Monday, Nov. 26, 1962

• Centralia City Attorney Donald Schnatterly had reportedly passed away at a Centralia hospital after a “lingering illness.” Schnatterly was 40 years old and had been the city attorney for 10 years. The Chronicle described him as a “leader in civic and community activities.” He was born on March 4, 1922, in Kinsley, Kansas, and had lived in Centralia for 13 years. Schnatterly served in the Navy from 1942 to 1946. He practiced law in Seattle for a short time before becoming a local law partner with Dale Nordquist. He had previously served as president of the Centralia Chamber of Commerce and Kiwanis Club. 

• The storm that had struck the region had begun to lull, according to an Associated Press story featured in The Chronicle. “A flood threat, second in a week, eased in Western Washington Monday after a one-two weekend storm punch had pummeled the area with hurricane-force winds and torrential rains,” The Associated Press reported.
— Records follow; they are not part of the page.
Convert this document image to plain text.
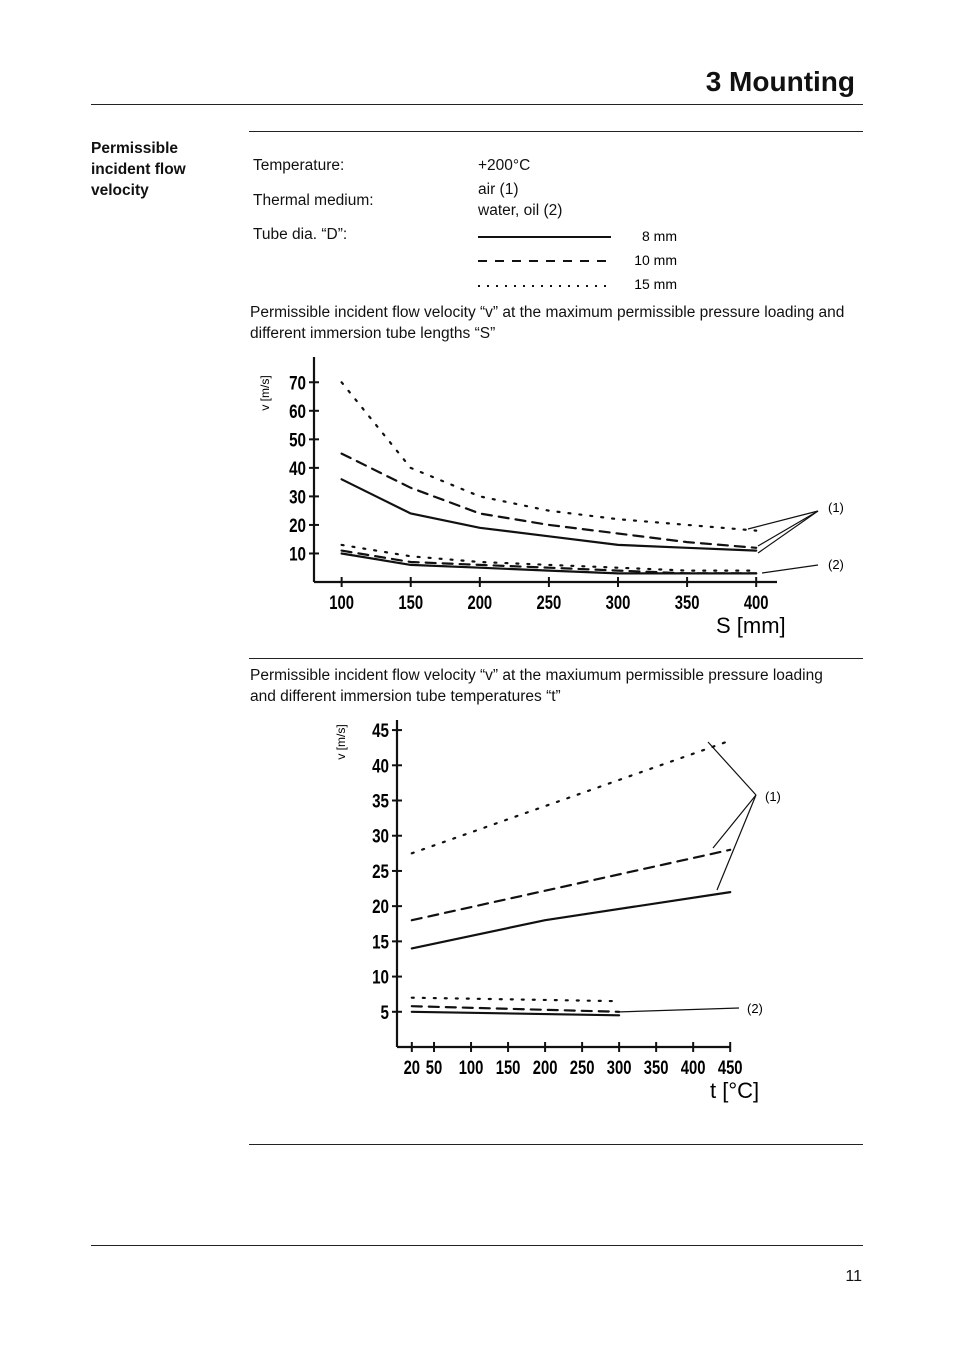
3 Mounting
Permissible incident flow velocity
Temperature:	+200°C
Thermal medium:
air (1)
water, oil (2)
Tube dia. “D”:	8 mm
10 mm
15 mm
Permissible incident flow velocity “v” at the maximum permissible pressure loading and different immersion tube lengths “S”
10
20
30
40
50
60
70
100 150 200 250 300 350 400
v [m/s]
S [mm]
(1)
(2)
Permissible incident flow velocity “v” at the maxiumum permissible pressure loading and different immersion tube temperatures “t”
5
10
15
20
25
30
35
40
45
20 50 100 150 200 250 300 350 400 450
v [m/s]
t [°C]
(1)
(2)
11
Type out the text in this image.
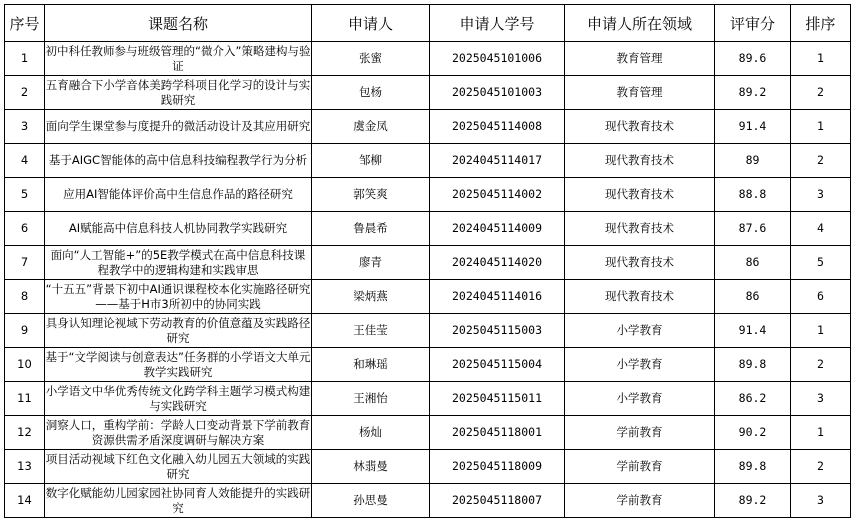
序号	课题名称	申请人	申请人学号	申请人所在领域	评审分	排序
1	初中科任教师参与班级管理的“微介入”策略建构与验证	张蜜	2025045101006	教育管理	89.6	1
2	五育融合下小学音体美跨学科项目化学习的设计与实践研究	包杨	2025045101003	教育管理	89.2	2
3	面向学生课堂参与度提升的微活动设计及其应用研究	虞金凤	2025045114008	现代教育技术	91.4	1
4	基于AIGC智能体的高中信息科技编程教学行为分析	邹柳	2024045114017	现代教育技术	89	2
5	应用AI智能体评价高中生信息作品的路径研究	郭笑爽	2025045114002	现代教育技术	88.8	3
6	AI赋能高中信息科技人机协同教学实践研究	鲁晨希	2024045114009	现代教育技术	87.6	4
7	面向“人工智能+”的5E教学模式在高中信息科技课程教学中的逻辑构建和实践审思	廖青	2024045114020	现代教育技术	86	5
8	“十五五”背景下初中AI通识课程校本化实施路径研究——基于H市3所初中的协同实践	梁炳燕	2024045114016	现代教育技术	86	6
9	具身认知理论视域下劳动教育的价值意蕴及实践路径研究	王佳莹	2025045115003	小学教育	91.4	1
10	基于“文学阅读与创意表达”任务群的小学语文大单元教学实践研究	和琳瑶	2025045115004	小学教育	89.8	2
11	小学语文中华优秀传统文化跨学科主题学习模式构建与实践研究	王湘怡	2025045115011	小学教育	86.2	3
12	洞察人口，重构学前：学龄人口变动背景下学前教育资源供需矛盾深度调研与解决方案	杨灿	2025045118001	学前教育	90.2	1
13	项目活动视域下红色文化融入幼儿园五大领域的实践研究	林翡曼	2025045118009	学前教育	89.8	2
14	数字化赋能幼儿园家园社协同育人效能提升的实践研究	孙思曼	2025045118007	学前教育	89.2	3
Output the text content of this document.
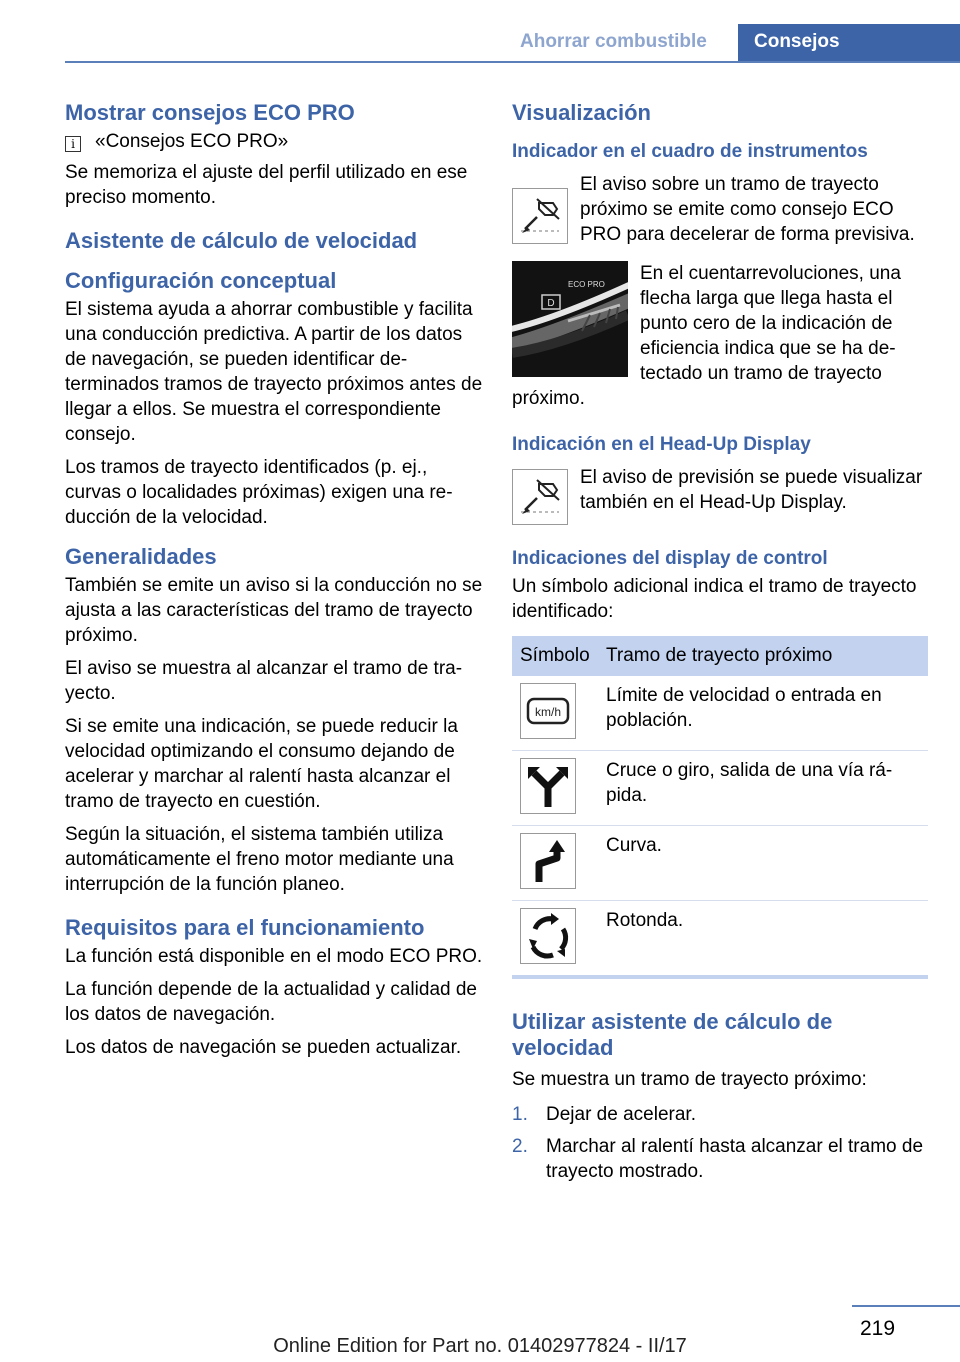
Ahorrar combustible	Consejos
Mostrar consejos ECO PRO

i «Consejos ECO PRO»

Se memoriza el ajuste del perfil utilizado en ese preciso momento.

Asistente de cálculo de velocidad
Configuración conceptual

El sistema ayuda a ahorrar combustible y facilita una conducción predictiva. A partir de los datos de navegación, se pueden identificar determinados tramos de trayecto próximos antes de llegar a ellos. Se muestra el correspondiente consejo.

Los tramos de trayecto identificados (p. ej., curvas o localidades próximas) exigen una reducción de la velocidad.

Generalidades

También se emite un aviso si la conducción no se ajusta a las características del tramo de trayecto próximo.

El aviso se muestra al alcanzar el tramo de trayecto.

Si se emite una indicación, se puede reducir la velocidad optimizando el consumo dejando de acelerar y marchar al ralentí hasta alcanzar el tramo de trayecto en cuestión.

Según la situación, el sistema también utiliza automáticamente el freno motor mediante una interrupción de la función planeo.

Requisitos para el funcionamiento

La función está disponible en el modo ECO PRO.

La función depende de la actualidad y calidad de los datos de navegación.

Los datos de navegación se pueden actualizar.

Visualización
Indicador en el cuadro de instrumentos

El aviso sobre un tramo de trayecto próximo se emite como consejo ECO PRO para decelerar de forma previsiva.

D
ECO PRO

En el cuentarrevoluciones, una flecha larga que llega hasta el punto cero de la indicación de eficiencia indica que se ha detectado un tramo de trayecto próximo.

Indicación en el Head-Up Display

El aviso de previsión se puede visualizar también en el Head-Up Display.

Indicaciones del display de control

Un símbolo adicional indica el tramo de trayecto identificado:

Símbolo	Tramo de trayecto próximo

km/h	Límite de velocidad o entrada en población.

	Cruce o giro, salida de una vía rápida.

	Curva.

	Rotonda.
Utilizar asistente de cálculo de velocidad

Se muestra un tramo de trayecto próximo:

1. Dejar de acelerar.
2. Marchar al ralentí hasta alcanzar el tramo de trayecto mostrado.
219
Online Edition for Part no. 01402977824 - II/17
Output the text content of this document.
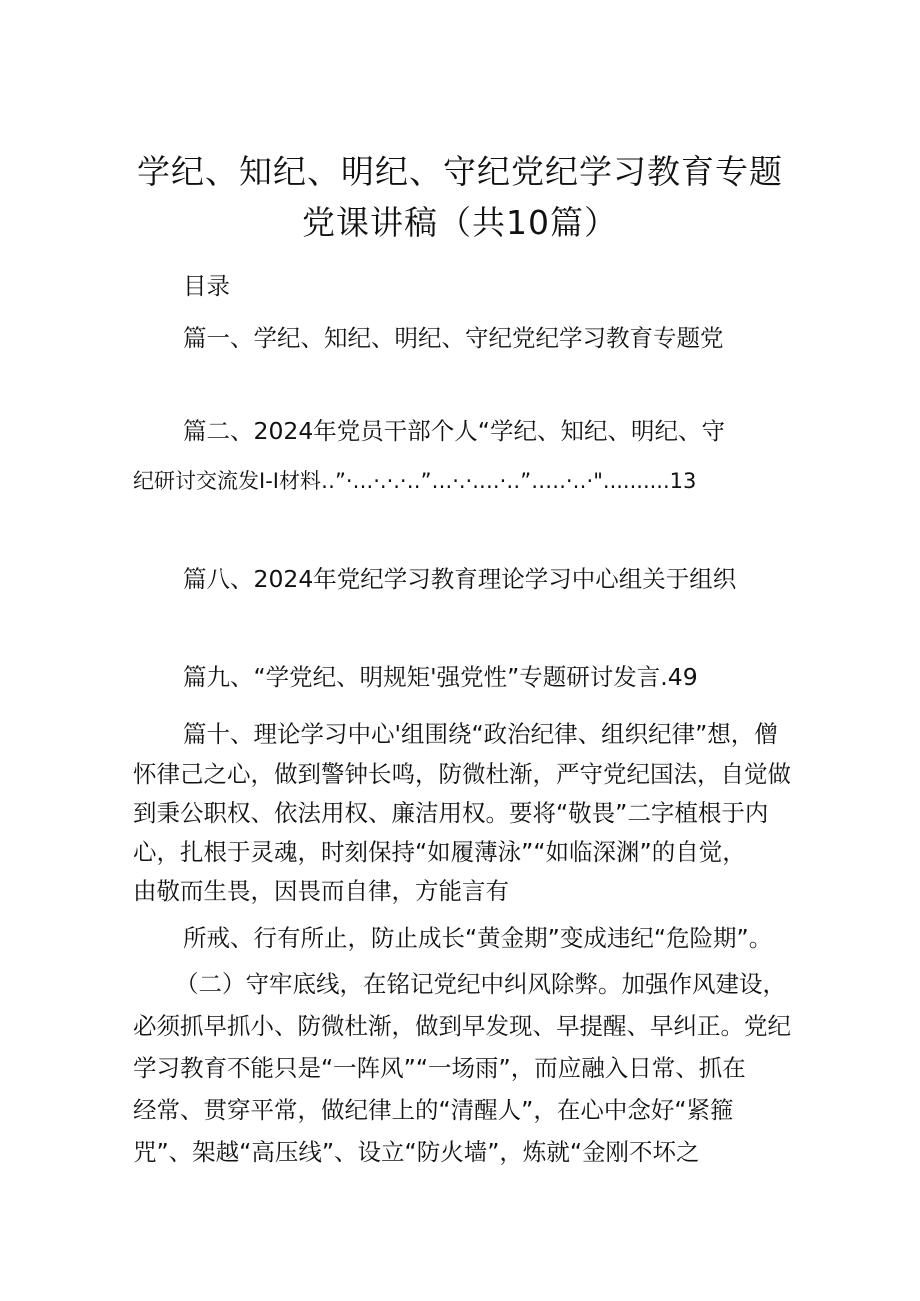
学纪、知纪、明纪、守纪党纪学习教育专题
党课讲稿（共10篇）
目录
篇一、学纪、知纪、明纪、守纪党纪学习教育专题党
篇二、2024年党员干部个人“学纪、知纪、明纪、守
纪研讨交流发I-I材料‥”·‥.·.·.·‥”‥.·.·.‥.·‥”‥‥.·‥·"..........13
篇八、2024年党纪学习教育理论学习中心组关于组织
篇九、“学党纪、明规矩'强党性”专题研讨发言.49
篇十、理论学习中心'组围绕“政治纪律、组织纪律”想，僧
怀律己之心，做到警钟长鸣，防微杜渐，严守党纪国法，自觉做
到秉公职权、依法用权、廉洁用权。要将“敬畏”二字植根于内
心，扎根于灵魂，时刻保持“如履薄泳”“如临深渊”的自觉，
由敬而生畏，因畏而自律，方能言有
所戒、行有所止，防止成长“黄金期”变成违纪“危险期”。
（二）守牢底线，在铭记党纪中纠风除弊。加强作风建设，
必须抓早抓小、防微杜渐，做到早发现、早提醒、早纠正。党纪
学习教育不能只是“一阵风”“一场雨”，而应融入日常、抓在
经常、贯穿平常，做纪律上的“清醒人”，在心中念好“紧箍
咒”、架越“高压线”、设立“防火墙”，炼就“金刚不坏之
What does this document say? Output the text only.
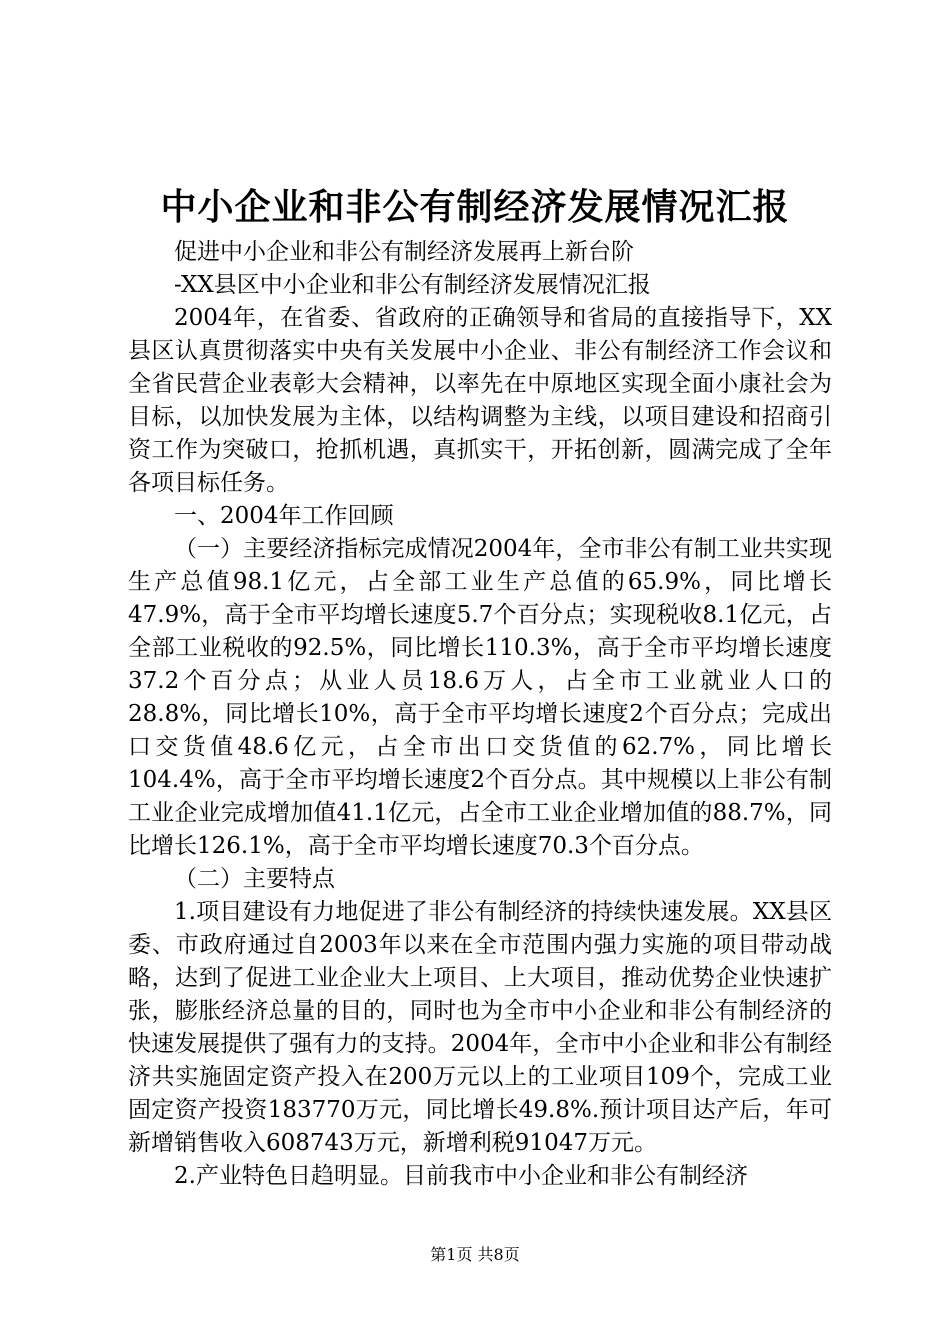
中小企业和非公有制经济发展情况汇报

促进中小企业和非公有制经济发展再上新台阶

-XX县区中小企业和非公有制经济发展情况汇报

2004年，在省委、省政府的正确领导和省局的直接指导下，XX县区认真贯彻落实中央有关发展中小企业、非公有制经济工作会议和全省民营企业表彰大会精神，以率先在中原地区实现全面小康社会为目标，以加快发展为主体，以结构调整为主线，以项目建设和招商引资工作为突破口，抢抓机遇，真抓实干，开拓创新，圆满完成了全年各项目标任务。

一、2004年工作回顾

（一）主要经济指标完成情况2004年，全市非公有制工业共实现生产总值98.1亿元，占全部工业生产总值的65.9%，同比增长47.9%，高于全市平均增长速度5.7个百分点；实现税收8.1亿元，占全部工业税收的92.5%，同比增长110.3%，高于全市平均增长速度37.2个百分点；从业人员18.6万人，占全市工业就业人口的28.8%，同比增长10%，高于全市平均增长速度2个百分点；完成出口交货值48.6亿元，占全市出口交货值的62.7%，同比增长104.4%，高于全市平均增长速度2个百分点。其中规模以上非公有制工业企业完成增加值41.1亿元，占全市工业企业增加值的88.7%，同比增长126.1%，高于全市平均增长速度70.3个百分点。

（二）主要特点

1.项目建设有力地促进了非公有制经济的持续快速发展。XX县区委、市政府通过自2003年以来在全市范围内强力实施的项目带动战略，达到了促进工业企业大上项目、上大项目，推动优势企业快速扩张，膨胀经济总量的目的，同时也为全市中小企业和非公有制经济的快速发展提供了强有力的支持。2004年，全市中小企业和非公有制经济共实施固定资产投入在200万元以上的工业项目109个，完成工业固定资产投资183770万元，同比增长49.8%.预计项目达产后，年可新增销售收入608743万元，新增利税91047万元。

2.产业特色日趋明显。目前我市中小企业和非公有制经济

第1页 共8页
Winds reached 86 miles per hour along the coast on Sunday, Nov. 25. Winds reached 60 miles per hour in Seattle. According to the Associated Press, winds reached 121 miles per hour in Oregon with 100 miles per hour recorded  in the Tillamook Bay area. 

• “Mrs. James Garlinghouse” died in a local nursing home after a long illness, The Chronicle reported on Nov. 26. Garlinghouse, a native of the Lewis County area, was born in Littlerock on Dec. 11, 1903. A longtime resident of Pe Ell, she had lived in Centralia for the previous 12 years. She was survived by her husband, two sons, two daughters, a brother, five sisters and a grandson. 

• Kay Jones, an 85-year-old Centralia resident, died in a local hospital on Nov. 26. Jones was born on March 8, 1877, in St. Paul, Minnesota. She was survived by a daughter, three sons, a sister, eight grandchildren and three great-grandchildren.

• The road system in Mount Rainier National Park was badly damaged during the storm on Nov. 24 and 25. According to Park Superintendent John Rutter, “nearly all the park’s forces and equipment” were being directed at completing important repairs before heavy snowfall occurs. A total of 5.88 inches of rain fell in 24 hours in the park. “In a few short hours, water cascaded down the mountain sides overflowing the smaller creeks and swelling the rivers to flood stage,” The Chronicle reported. “Road ditches became torrents themselves, overflowing across the roadbed, washing away large sections of road shoulders and leaving boulders and debris on the road surface.”

• The Chronicle published the names of the Mossyrock High School honor roll on Nov. 26. Among those listed on the honor roll, two received 4.0 GPAs for the first quarter. Those two students were Arlene McMahan, a junior, and Linda Warren, a sophomore. 

• Martin Kocaj, a 50-year resident of Pe Ell, received a funeral service at Pe Ell’s St. Joseph’s Catholic Church on Monday, Nov. 26. Kocaj, who died at 76 years old, was born in 1886.